Pergeseran Arah Riset Pendekatan klasikal lebih menitikberatkan pada pemikiran normatif yang mengaami kejayaannya pada tahun 1960-an. Pada tahun 1970-an terjadi pergeseran pendekatan dalam riset akutansi. Alasan yang mendasari pergeseran ini adalah pendekatan normatif yang telah berjaya selama satu dekade ini tidak dapat menghasilkan teori akutansi yang siap digunakan dalam praktik sehari-hari. Alasan kedua yang mendasari usaha pemahaman akutansi secara empiris dan mendalam adalah “gerakan” dari masyarakat peneliti akutansi yang menitikberatkan pada pendekatan ekonomi dan perilaku.
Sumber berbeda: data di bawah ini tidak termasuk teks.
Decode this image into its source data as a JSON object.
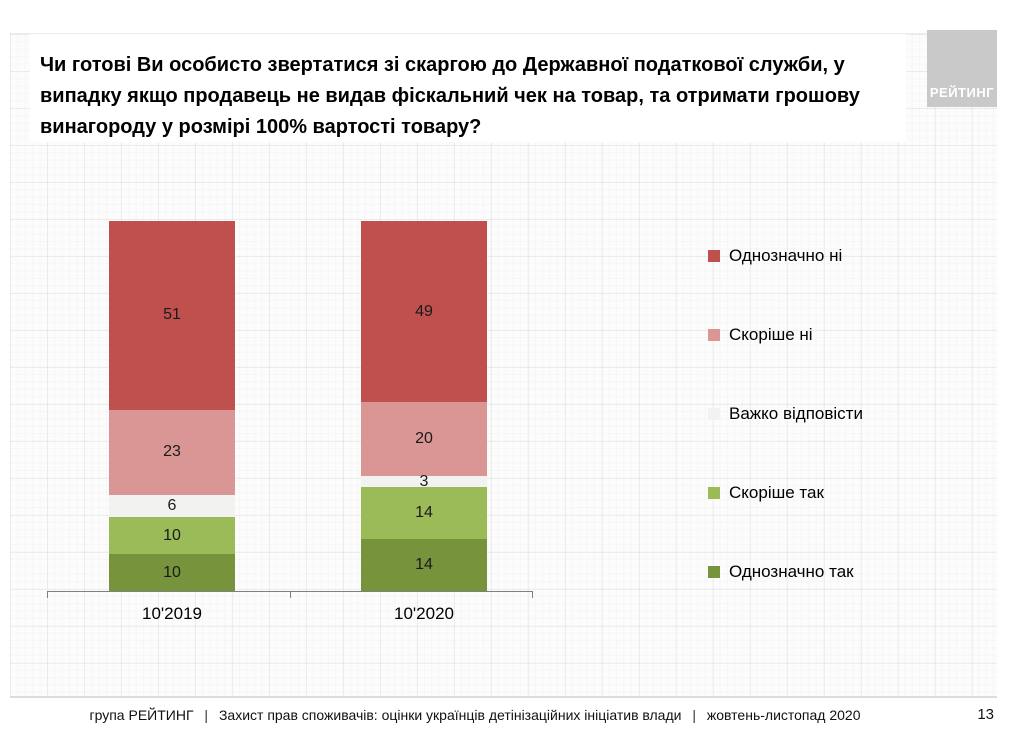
{
  "slide": {
    "title": "Чи готові Ви особисто звертатися зі скаргою до Державної податкової служби, у випадку якщо продавець не видав фіскальний чек на товар, та отримати грошову винагороду у розмірі 100% вартості товару?",
    "logo": {
      "text": "РЕЙТИНГ",
      "bg_color": "#c9c9c9",
      "text_color": "#ffffff"
    },
    "page_number": "13",
    "footer": {
      "org": "група РЕЙТИНГ",
      "separator": "|",
      "report": "Захист прав споживачів: оцінки українців детінізаційних ініціатив влади",
      "period": "жовтень-листопад 2020"
    }
  },
  "chart_data": {
    "type": "bar",
    "subtype": "stacked_column",
    "categories": [
      "10'2019",
      "10'2020"
    ],
    "series": [
      {
        "name": "Однозначно ні",
        "color": "#c0504d",
        "values": [
          51,
          49
        ]
      },
      {
        "name": "Скоріше ні",
        "color": "#d99694",
        "values": [
          23,
          20
        ]
      },
      {
        "name": "Важко відповісти",
        "color": "#f2f2f1",
        "values": [
          6,
          3
        ]
      },
      {
        "name": "Скоріше так",
        "color": "#9bbb59",
        "values": [
          10,
          14
        ]
      },
      {
        "name": "Однозначно так",
        "color": "#77933c",
        "values": [
          10,
          14
        ]
      }
    ],
    "stack_total": 100,
    "ylim": [
      0,
      100
    ],
    "value_labels": "inside",
    "legend_position": "right",
    "grid": false,
    "axis_color": "#7f7f7f"
  }
}
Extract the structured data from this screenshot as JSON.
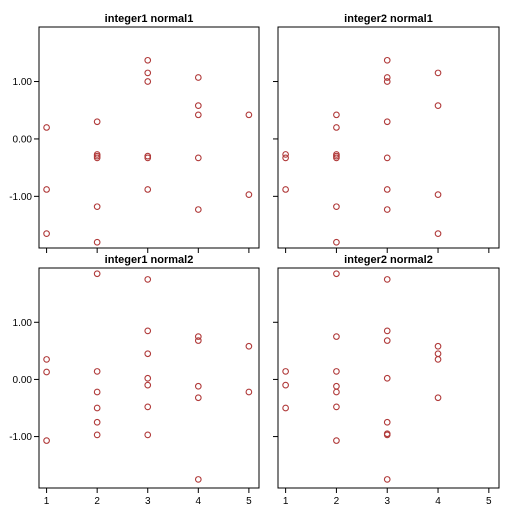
{
  "chart_data": [
    {
      "type": "scatter",
      "title": "integer1 normal1",
      "xlim": [
        0.85,
        5.2
      ],
      "ylim": [
        -1.9,
        1.95
      ],
      "xticks": [
        "1",
        "2",
        "3",
        "4",
        "5"
      ],
      "yticks": [
        "1.00",
        "0.00",
        "-1.00"
      ],
      "show_x_tick_labels": false,
      "show_y_tick_labels": true,
      "point_color": "#b03a3a",
      "points": [
        [
          1,
          0.2
        ],
        [
          1,
          -0.88
        ],
        [
          1,
          -1.65
        ],
        [
          2,
          0.3
        ],
        [
          2,
          -0.27
        ],
        [
          2,
          -0.3
        ],
        [
          2,
          -0.33
        ],
        [
          2,
          -1.18
        ],
        [
          2,
          -1.8
        ],
        [
          3,
          1.37
        ],
        [
          3,
          1.15
        ],
        [
          3,
          1.0
        ],
        [
          3,
          -0.3
        ],
        [
          3,
          -0.33
        ],
        [
          3,
          -0.88
        ],
        [
          4,
          1.07
        ],
        [
          4,
          0.58
        ],
        [
          4,
          0.42
        ],
        [
          4,
          -0.33
        ],
        [
          4,
          -1.23
        ],
        [
          5,
          0.42
        ],
        [
          5,
          -0.97
        ]
      ]
    },
    {
      "type": "scatter",
      "title": "integer2 normal1",
      "xlim": [
        0.85,
        5.2
      ],
      "ylim": [
        -1.9,
        1.95
      ],
      "xticks": [
        "1",
        "2",
        "3",
        "4",
        "5"
      ],
      "yticks": [
        "1.00",
        "0.00",
        "-1.00"
      ],
      "show_x_tick_labels": false,
      "show_y_tick_labels": false,
      "point_color": "#b03a3a",
      "points": [
        [
          1,
          -0.27
        ],
        [
          1,
          -0.33
        ],
        [
          1,
          -0.88
        ],
        [
          2,
          0.42
        ],
        [
          2,
          0.2
        ],
        [
          2,
          -0.27
        ],
        [
          2,
          -0.3
        ],
        [
          2,
          -0.33
        ],
        [
          2,
          -1.18
        ],
        [
          2,
          -1.8
        ],
        [
          3,
          1.37
        ],
        [
          3,
          1.07
        ],
        [
          3,
          1.0
        ],
        [
          3,
          0.3
        ],
        [
          3,
          -0.33
        ],
        [
          3,
          -0.88
        ],
        [
          3,
          -1.23
        ],
        [
          4,
          1.15
        ],
        [
          4,
          0.58
        ],
        [
          4,
          -0.97
        ],
        [
          4,
          -1.65
        ]
      ]
    },
    {
      "type": "scatter",
      "title": "integer1 normal2",
      "xlim": [
        0.85,
        5.2
      ],
      "ylim": [
        -1.9,
        1.95
      ],
      "xticks": [
        "1",
        "2",
        "3",
        "4",
        "5"
      ],
      "yticks": [
        "1.00",
        "0.00",
        "-1.00"
      ],
      "show_x_tick_labels": true,
      "show_y_tick_labels": true,
      "point_color": "#b03a3a",
      "points": [
        [
          1,
          0.35
        ],
        [
          1,
          0.13
        ],
        [
          1,
          -1.07
        ],
        [
          2,
          1.85
        ],
        [
          2,
          0.14
        ],
        [
          2,
          -0.22
        ],
        [
          2,
          -0.5
        ],
        [
          2,
          -0.75
        ],
        [
          2,
          -0.97
        ],
        [
          3,
          1.75
        ],
        [
          3,
          0.85
        ],
        [
          3,
          0.45
        ],
        [
          3,
          0.02
        ],
        [
          3,
          -0.1
        ],
        [
          3,
          -0.48
        ],
        [
          3,
          -0.97
        ],
        [
          4,
          0.75
        ],
        [
          4,
          0.68
        ],
        [
          4,
          -0.12
        ],
        [
          4,
          -0.32
        ],
        [
          4,
          -1.75
        ],
        [
          5,
          0.58
        ],
        [
          5,
          -0.22
        ]
      ]
    },
    {
      "type": "scatter",
      "title": "integer2 normal2",
      "xlim": [
        0.85,
        5.2
      ],
      "ylim": [
        -1.9,
        1.95
      ],
      "xticks": [
        "1",
        "2",
        "3",
        "4",
        "5"
      ],
      "yticks": [
        "1.00",
        "0.00",
        "-1.00"
      ],
      "show_x_tick_labels": true,
      "show_y_tick_labels": false,
      "point_color": "#b03a3a",
      "points": [
        [
          1,
          0.14
        ],
        [
          1,
          -0.1
        ],
        [
          1,
          -0.5
        ],
        [
          2,
          1.85
        ],
        [
          2,
          0.75
        ],
        [
          2,
          0.14
        ],
        [
          2,
          -0.12
        ],
        [
          2,
          -0.22
        ],
        [
          2,
          -0.48
        ],
        [
          2,
          -1.07
        ],
        [
          3,
          1.75
        ],
        [
          3,
          0.85
        ],
        [
          3,
          0.68
        ],
        [
          3,
          0.02
        ],
        [
          3,
          -0.75
        ],
        [
          3,
          -0.95
        ],
        [
          3,
          -0.97
        ],
        [
          3,
          -1.75
        ],
        [
          4,
          0.58
        ],
        [
          4,
          0.45
        ],
        [
          4,
          0.35
        ],
        [
          4,
          -0.32
        ]
      ]
    }
  ]
}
Rochester dan Chicago mengembangkan teori akutansi positif yang menjelaskan mengapa akutansi itu ada, apa yang dimaksud dengan akutansi, mengapa akutan melakukan apa yang mereka lakukan, serta apa pengaruh fenomena ini terhadap manusia dan penggunaan sumber daya. Pendekatan normatif maupun positif masih mendominasi riset akutansi hingga saat ini. Hampir semua artikel yang terbit di jurnal The Accounting Review maupun Journal of Accounting Research dan Journal of Business Research menggunakan pendekatan utama degan ciri khas model matematis dan penggunjian hipotesis.